Sunday 29 July 2012

Faslane and Coulport nuclear weapons maintenance to be privatised – Polaris?


The Ministry of Defence (MoD) has made a contractual commitment to hand over to a private sector consortium the maintenance of the UK’s nuclear weapons – described by the BBC as ‘Trident and Polaris weapons systems’ – held in Argyll at Faslane and Coulport on the Clyde.

This raises an immediate public information issue.

What is our position on the Polaris system? It was quite a shock to see it mentioned, like a rising from almost forgotten history.

Polaris – and are we storing redundant warheads?

The Polaris missile system was a two-stage solid-fuel nuclear-armed submarine-launched ballistic missile (SLBM). It was built by Lockheeds in America during the Cold War and was carried by the four purpose built Resolution class submarines.

Resolution, Repulse, Renown and Revenge were built between 1964 and 1968 and were based at Faslane.

They carried the UK’s Polaris nuclear deterrent from the end of the 1960s until 1994. At this point it was replaced by the Trident II system carried in the Vanguard class submarines.

During the 1980s, the USA scrapped and replaced its own Polaris missile systems with the Trident I system.

The UK hung on to Polaris for far longer, to the point where the American manufacturing plants had gone over first to building the Poseidon system and later to Trident – and spares for Polaris system were virtually non-existent.

Both the Polaris missile system and the Resolution submarines had gone out of operational use in the UK by 1996, with the last two of the four submarines, Renown and Repulse, decommissioned in that year. Britain’s Polaris era ended in a ceremony at Faslane on 28th August 1996 at mark the decommissioning of the last of them, Repulse.

The news today raises the question about what happened to their missiles?
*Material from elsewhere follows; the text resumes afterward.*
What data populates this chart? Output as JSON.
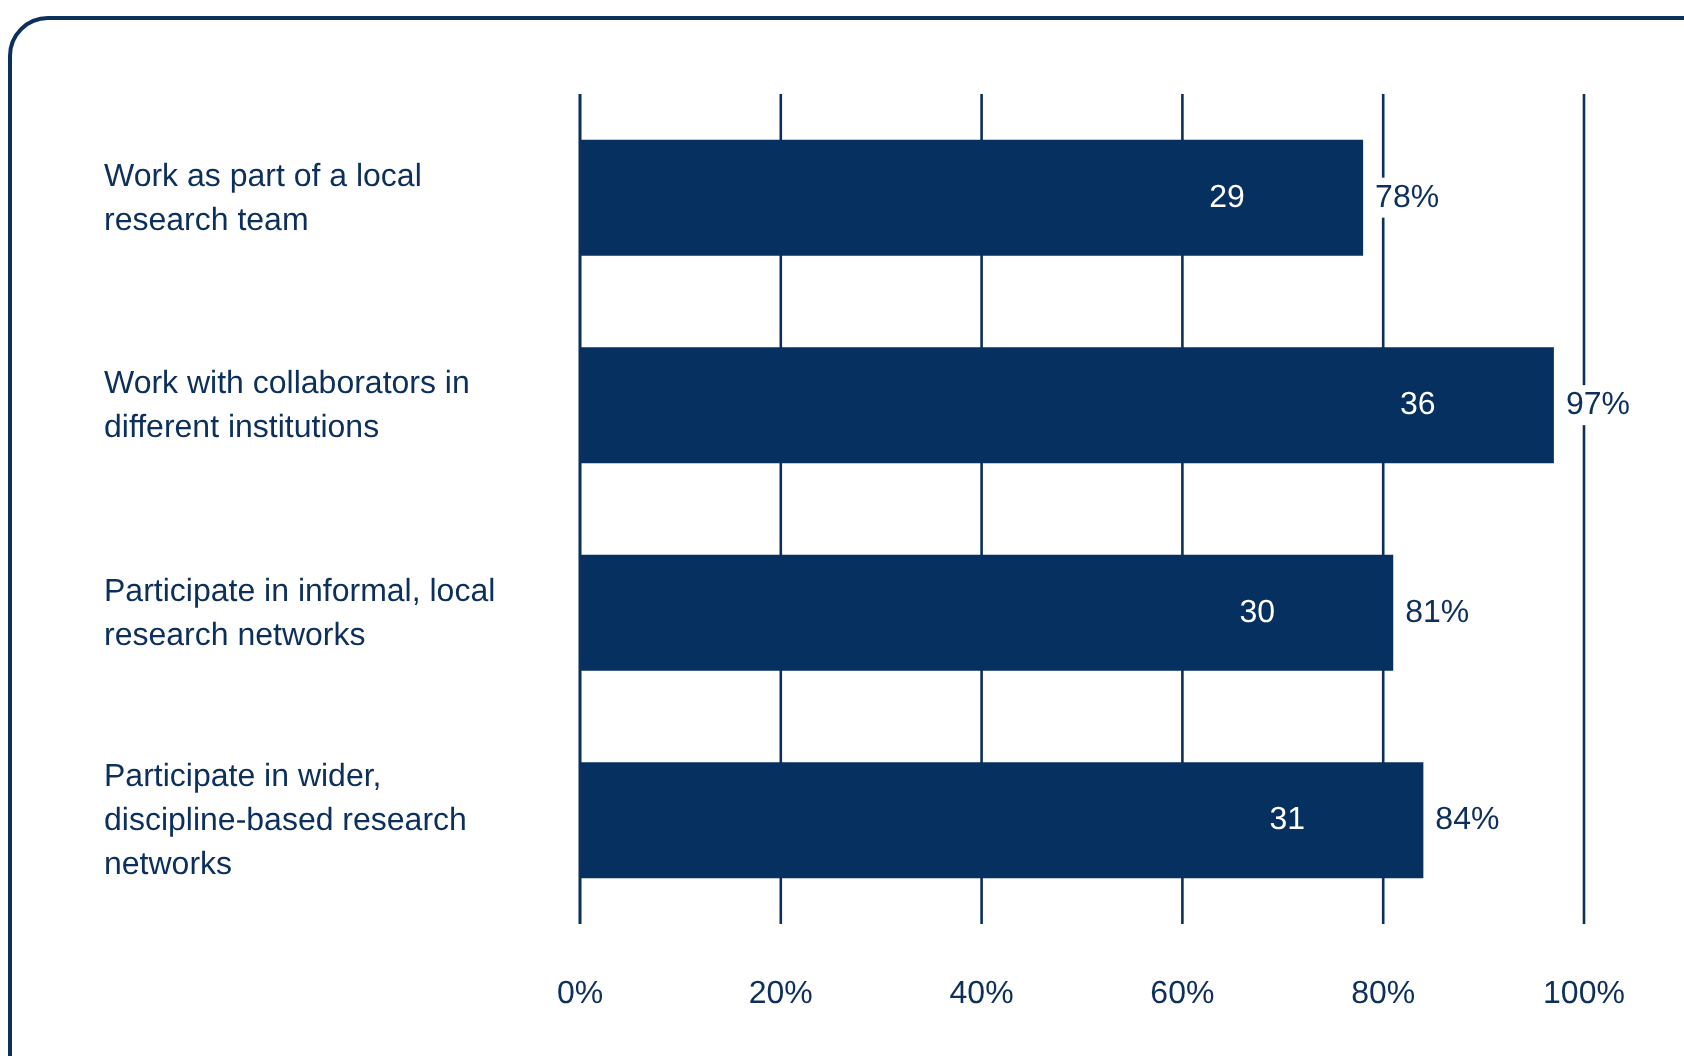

Privatising missile ‘maintenance’ – now to be contracted out into the private sector – at Faslane and Coulport, would suggest that these, now 16 year old redundant warheads, must be stored in one of those two bases.

Whatever the Scottish government finally decides to do in relation to the Trident submarines operating out of Faslane, it must require the UK government to move redundant warheads out of Scotland.

Should they be said to be in too dangerous a condition to be moved – like the hulks of earlier nuclear powered submarines lying at Rosyth – we would be entitled to inquire about the calibre of maintenance which has applied since they were taken out of service.

In terms of the privatisation contract itself, which the MoD has signed – given that it relates to Faslane and Coulport, did the MoD consult the Scottish government on the matter before going ahead? It would be diplomatically indelicate if it had not, knowing the Scottish Government’s position on nuclear weapons on Scottish soil.

Privatisation of maintenance of nuclear weapons – no new notion

The privatisation of security which produced the inglorious G4S failure, undermined public confidence in the organisation of the ongoing 2012 Olympic Games in London. One would therefore have expected some gesture of consultation with the Scottish government and the Scottish people on any plan to privatise the maintenance of nuclear weapons here.

The plan appears to be to transfer MoD staff to the private sector consortium, along with the contract. The corporate members of the consortium are already defence contractors, so Lockheed Martin is going to have an extended overall influence on direction – AWE, Babcock and Lockheed Martin.

AWE is also an establishment with a poor safety record. Back in May 2008 we published an article on a situation where the MoD was forced to close Burghfield, following the establishment’s six year failure to come to terms with 1,000 safety shortfalls identified by the Nuclear Installations Inspectorate (NII).

The shut down of AWE Burghfield left warheads backing up at Coulport that were overdue to be taken to Burghfield to be ‘serviced’ (dismantled and rebuilt) in its highly controversial ‘gravel gerties’. (Safety ban on crucial maintenance at-Berkshire’s Burghfield nuclear weapon factory stops transportation of trident warheads to and from Faslane and Coulport.)

At the end of that year, in December 2008, the UK governement sold its remaining stake in AWE to American company, Jacobs, without troubling properly to inform parliament – a matter on which we also published. (Argyll concerns as UK government sells last stake in-Britain’s UK based nuclear warhead production to America.)

The UK government plan to hive off responsibility for nuclear weapons maintenance to the private sector and to AWE is not new. They tried this at the end of 2010, a move we reported on in early November then. (Argyll’s Coulport nuclear warhead base to be sold to USA private sector.)

Secen months after this, on 29th May 2011, we reported on the unequivocal opposition to this proposition from Argyll and Bute’s MSP, Michael Russell. (UK Government intend to privatise handling of nuclear weapons at Coulport: Michael Russell MSP says No.)

We are asking Mr Russell to establish if the UK government has consulted the Scottish Government on this current variation of its long standing intention; and to establish what the view of the Scottish Government is on the matter.